Ever read a book that made you question everything? Yep. This is the one for me. It was dark, emotional, and so real despite being a fictional work of art inspired by the authors teenage experiences with older men. My Dark Vanessa hit so close to home with my own personal experiences, and reminded me that some of us have parts of ourselves that live in the shadows for a reason.
Millenial here - who grew up in the era of AOL chat rooms and Buffy <3 Angel. It always felt like relationships with older men was quite normal and expected almost. My own parents were 6 years apart, and growing up others in their circle sported even larger age gaps. History doesn’t do much to contradict this narrative when younger women were often married off to older men like chattel really. Nowadays, even after the #metoo movement and despite Gen Z’s best efforts to quell age gaps, some of our most popular books, movies, and music push the same narrative - enter ACOTAR’s Feyre and Rhysand (ACOMAF is better though!). I myself have been in a relationship with someone nearly 10 years my senior for several years. Early on, our age difference was startling enough that once on vacation a Vegas store clerk asked for my ID at checkout, then quietly asked if I was ok and there of my own volition. We laughed about it then - now it’s just ammunition for me to rib him about being older. He doesn’t mind, especially since he knows that I’m tiny and sometimes look like a toddler next to him. The point I’m trying to make is - despite how normalized it felt growing up and does now, when I read this book I was involuntary forced to re-examine relationships from long ago. Not unlike Vanessa, relationships with older men in those youthful years. Even those that don’t involve an authority figure or 30+ year gap or anything egregious can still feel dubious when re-examined with a new lens. Looking back at those moments, when you thought you were in control. Choosing who to be with, what happened, and for how long, but did you ever really have control then?
My Dark Vanessa bounces back and forth between adult Vanessa (now) and 15 year old Vanessa (past) as it explores her memories of the relationship she had with her 42 year old English teacher, Mr. Jacob Strane. She struggles to process how her relationship started and ended amidst recent allegations against Mr. Strane for sexual abuse of another former student. It is tough as an outsider to see her student/teacher relationship slowly evolve into something more with a few cleverly placed words from him. It is harder to see her realize that it may not have been this romanticized version of events that she’s been peddling to herself. The realization left her more lost than ever, and his hold on her as an adult is downright eerie up until the end.
When I read My Dark Vanessa, it made me question everything about those days. Reading how Mr. Strane manipulated and groomed Vanessa was eye-opening because 20 years later she was still sure she wanted it. She’d made every choice willingly. But we know it wasn’t true. There is a specific example on pages 72-76 of the book, where Mr. Strane challenges his class to consider a poem from a different perspective, a sexual one. They are all pretty scandalized. Vanessa works hard to keep her cool to seem mature, and Mr. Strane takes the opportunity to challenge her further when they’re alone during Creative Writing to read Lolita. In the pages that follow, she spends her time devouring the novel drawing parallels between her and Mr. Strane to Lo and Humbert. Her conclusion on the matter ended like as such,
“I lie in bed and flip through Lolita until I find the line I’m looking for on page 17. Humbert describing the qualities of the nymphet hidden among ordinary girls, ‘she stands unrecognized by them and unconscious herself of her fantastic power.’ I have power.
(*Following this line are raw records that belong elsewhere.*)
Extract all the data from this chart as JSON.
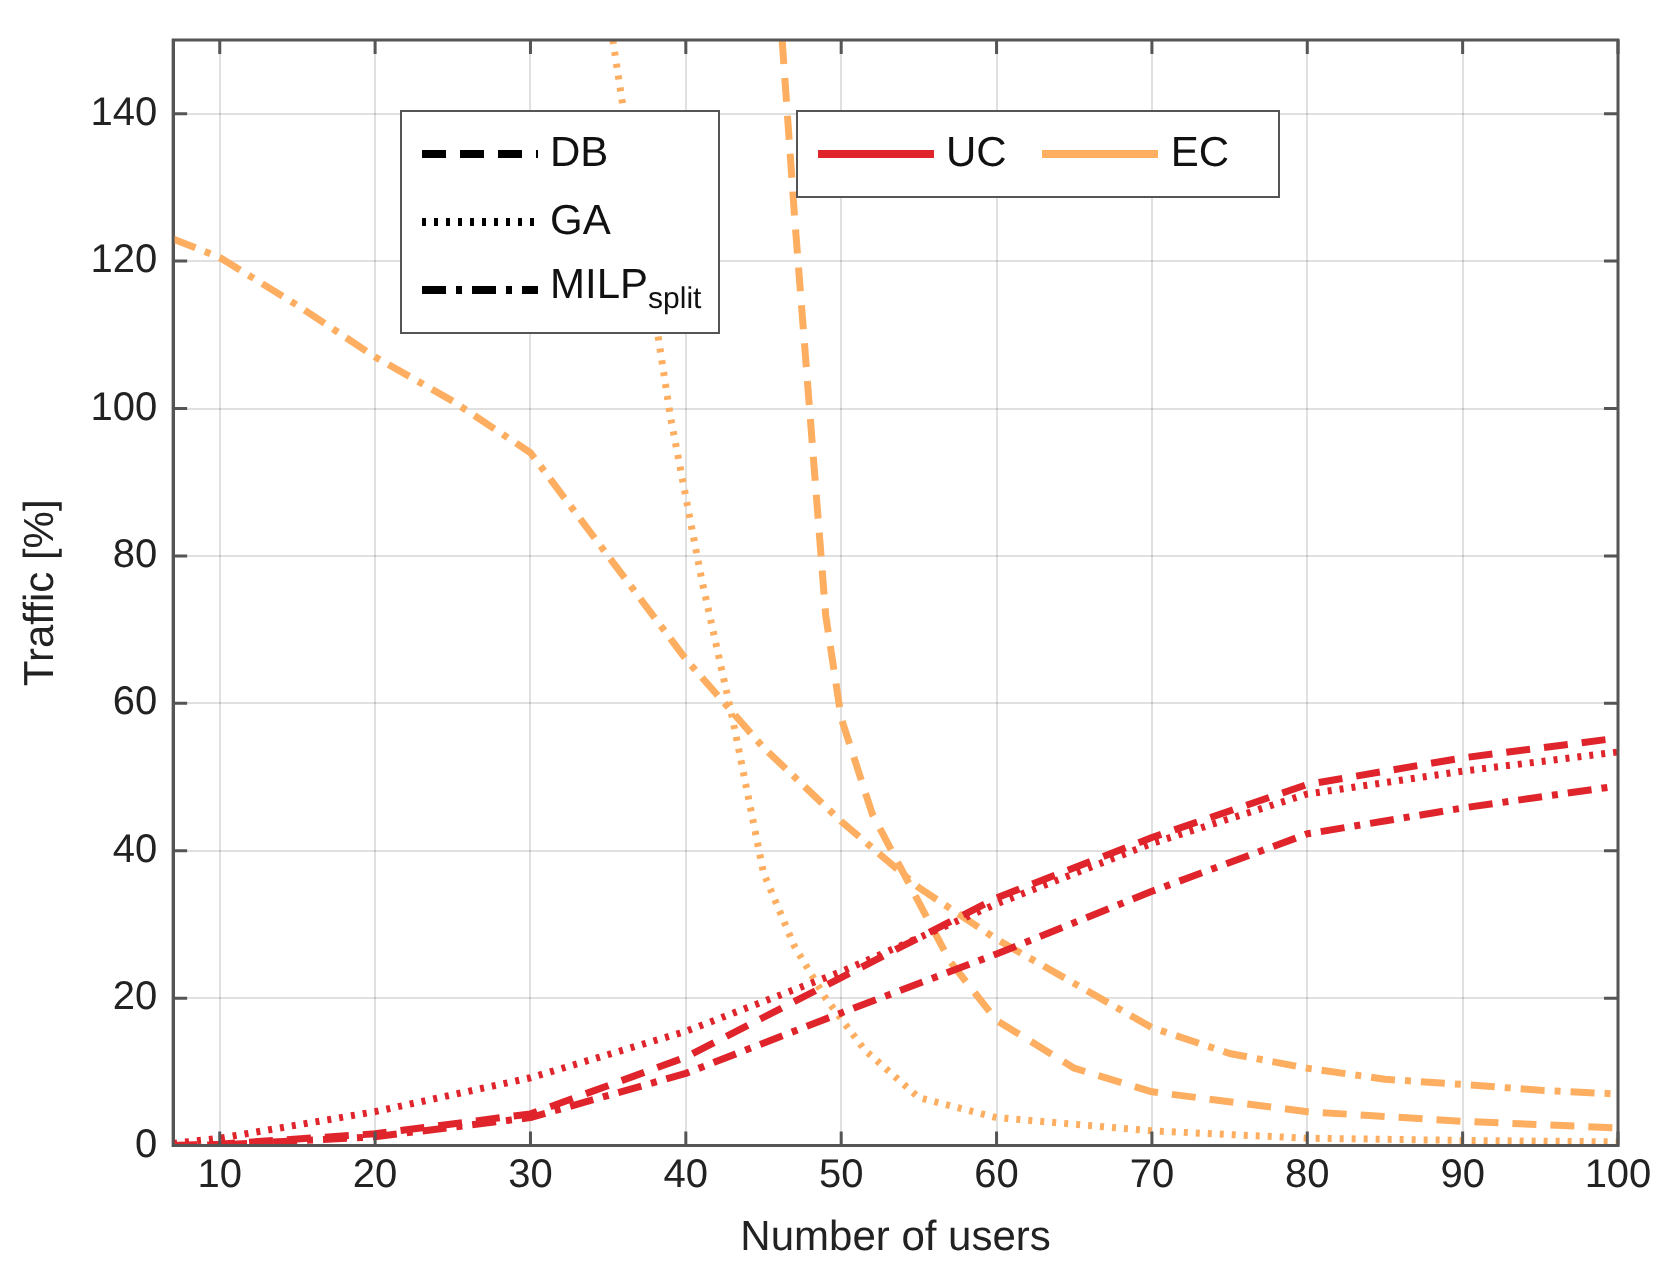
{
  "chart_data": {
    "type": "line",
    "xlabel": "Number of users",
    "ylabel": "Traffic [%]",
    "xlim": [
      7,
      100
    ],
    "xticks": [
      10,
      20,
      30,
      40,
      50,
      60,
      70,
      80,
      90,
      100
    ],
    "ylim": [
      0,
      150
    ],
    "yticks": [
      0,
      20,
      40,
      60,
      80,
      100,
      120,
      140
    ],
    "grid": true,
    "marker": "none",
    "annotations": [
      "DB",
      "GA",
      "MILP$_{split}$",
      "UC",
      "EC"
    ],
    "series": [
      {
        "color": "#e0242b",
        "line_style": "dashed",
        "x": [
          7,
          10,
          20,
          30,
          40,
          50,
          60,
          70,
          80,
          90,
          100
        ],
        "values": [
          0,
          0.2,
          1.6,
          4.3,
          12,
          22.8,
          33.6,
          41.8,
          49,
          52.6,
          55.3
        ]
      },
      {
        "color": "#e0242b",
        "line_style": "dotted",
        "x": [
          7,
          10,
          20,
          30,
          40,
          50,
          60,
          70,
          80,
          90,
          100
        ],
        "values": [
          0.3,
          1,
          4.6,
          9.2,
          15.5,
          23.6,
          32.8,
          41,
          47.7,
          50.8,
          53.4
        ]
      },
      {
        "color": "#e0242b",
        "line_style": "dashdot",
        "x": [
          7,
          10,
          20,
          30,
          40,
          50,
          60,
          70,
          80,
          90,
          100
        ],
        "values": [
          0,
          0.1,
          1.2,
          3.8,
          9.8,
          18,
          26,
          34.5,
          42.3,
          45.8,
          48.8
        ]
      },
      {
        "color": "#fdae61",
        "line_style": "dashed",
        "x": [
          46.2,
          47,
          48,
          49,
          50,
          52,
          55,
          57,
          60,
          65,
          70,
          80,
          90,
          100
        ],
        "values": [
          150,
          126,
          99,
          72,
          58,
          45,
          33,
          25,
          17,
          10.5,
          7.3,
          4.6,
          3.3,
          2.4
        ]
      },
      {
        "color": "#fdae61",
        "line_style": "dotted",
        "x": [
          35.3,
          39,
          41,
          43,
          45,
          47,
          49,
          51.5,
          55,
          60,
          70,
          80,
          90,
          100
        ],
        "values": [
          150,
          99,
          77,
          58,
          37,
          27,
          20,
          13,
          6.5,
          3.8,
          2,
          1,
          0.7,
          0.5
        ]
      },
      {
        "color": "#fdae61",
        "line_style": "dashdot",
        "x": [
          7,
          10,
          15,
          20,
          25,
          30,
          35,
          40,
          45,
          50,
          55,
          60,
          65,
          70,
          75,
          80,
          85,
          90,
          95,
          100
        ],
        "values": [
          123,
          120.5,
          114,
          107,
          101,
          94,
          80,
          66,
          54,
          44,
          35,
          28,
          22,
          16,
          12.5,
          10.5,
          9,
          8.3,
          7.5,
          7
        ]
      }
    ]
  }
}
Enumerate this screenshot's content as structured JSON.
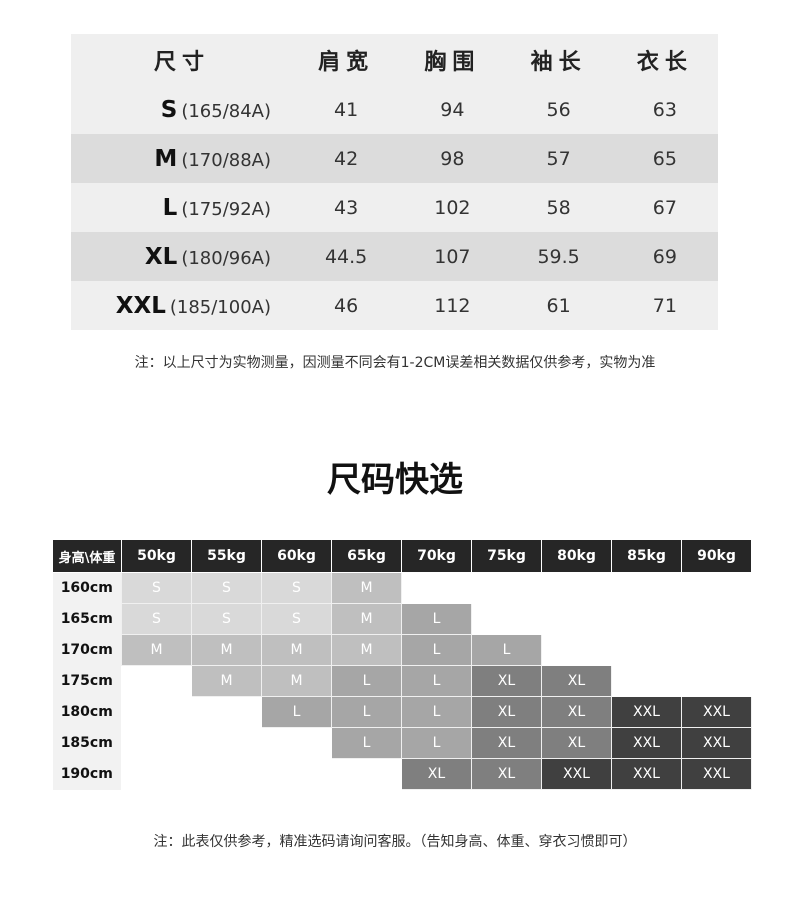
{
  "measure_table": {
    "headers": [
      "尺寸",
      "肩宽",
      "胸围",
      "袖长",
      "衣长"
    ],
    "rows": [
      {
        "size": "S",
        "spec": "(165/84A)",
        "values": [
          "41",
          "94",
          "56",
          "63"
        ]
      },
      {
        "size": "M",
        "spec": "(170/88A)",
        "values": [
          "42",
          "98",
          "57",
          "65"
        ]
      },
      {
        "size": "L",
        "spec": "(175/92A)",
        "values": [
          "43",
          "102",
          "58",
          "67"
        ]
      },
      {
        "size": "XL",
        "spec": "(180/96A)",
        "values": [
          "44.5",
          "107",
          "59.5",
          "69"
        ]
      },
      {
        "size": "XXL",
        "spec": "(185/100A)",
        "values": [
          "46",
          "112",
          "61",
          "71"
        ]
      }
    ],
    "note": "注：以上尺寸为实物测量，因测量不同会有1-2CM误差相关数据仅供参考，实物为准"
  },
  "quick_select": {
    "title": "尺码快选",
    "corner": "身高\\体重",
    "weights": [
      "50kg",
      "55kg",
      "60kg",
      "65kg",
      "70kg",
      "75kg",
      "80kg",
      "85kg",
      "90kg"
    ],
    "heights": [
      "160cm",
      "165cm",
      "170cm",
      "175cm",
      "180cm",
      "185cm",
      "190cm"
    ],
    "grid": [
      [
        "S",
        "S",
        "S",
        "M",
        "",
        "",
        "",
        "",
        ""
      ],
      [
        "S",
        "S",
        "S",
        "M",
        "L",
        "",
        "",
        "",
        ""
      ],
      [
        "M",
        "M",
        "M",
        "M",
        "L",
        "L",
        "",
        "",
        ""
      ],
      [
        "",
        "M",
        "M",
        "L",
        "L",
        "XL",
        "XL",
        "",
        ""
      ],
      [
        "",
        "",
        "L",
        "L",
        "L",
        "XL",
        "XL",
        "XXL",
        "XXL"
      ],
      [
        "",
        "",
        "",
        "L",
        "L",
        "XL",
        "XL",
        "XXL",
        "XXL"
      ],
      [
        "",
        "",
        "",
        "",
        "XL",
        "XL",
        "XXL",
        "XXL",
        "XXL"
      ]
    ],
    "colors": {
      "header": "#262626",
      "S": "#d9d9d9",
      "M": "#bfbfbf",
      "L": "#a6a6a6",
      "XL": "#7f7f7f",
      "XXL": "#404040"
    },
    "note": "注：此表仅供参考，精准选码请询问客服。（告知身高、体重、穿衣习惯即可）"
  }
}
Power to make it happen. Power over him. I was an idiot for not realizing this sooner.”
Lolita is NOT the poster child for a love story. If you’ve read it, you know that it is written in what I always perceived as the mind of a pedophile that excused his own tendencies since he was a young man until the time of his death. She tried to escape. They weren’t kept apart. It was a vulnerable moment for Vanessa that Mr. Strane took to manipulate her and groom her into thinking theirs was too an epic, forbidden love story to gain the favor he wanted from her. It is hard to think clearly when you’re in the thick of it. Her power was never her own. Worst of all, she was a mess of an adult because he continued to be present in her life. He no longer sought her for his own desire, she was too old of course, but rather to keep her in line and feel validated by her devotion. The whole situation is rather unsavory, but the book really makes you stop and think and analyze and re-analyze what you thought you knew. Relationships are hard enough for adults. It is doubly so for teenagers because they’re still developing a sense of self and place an undue amount of weight on what other people think about them. This book highlights not only how relationships can turn toxic on many levels, but most importantly how a developing brain can be manipulated so easily.
FUN FACT: The only reason I found this book was because a reading challenge I was doing a few years back asked for a book with your (my) name in the title.
If you haven’t read My Dark Vanessa by Kate Elizabeth Russell, I highly recommend it. Check trigger warnings though because it is a tough one, but written so well. If you haven’t read the classic Lolita by Vladimir Nabokov, I suggest you do too. It is an interesting read. I won’t say much other than I’ll let you decide what you think about the narrator, and that I had literal visceral reactions while I read it. Eek!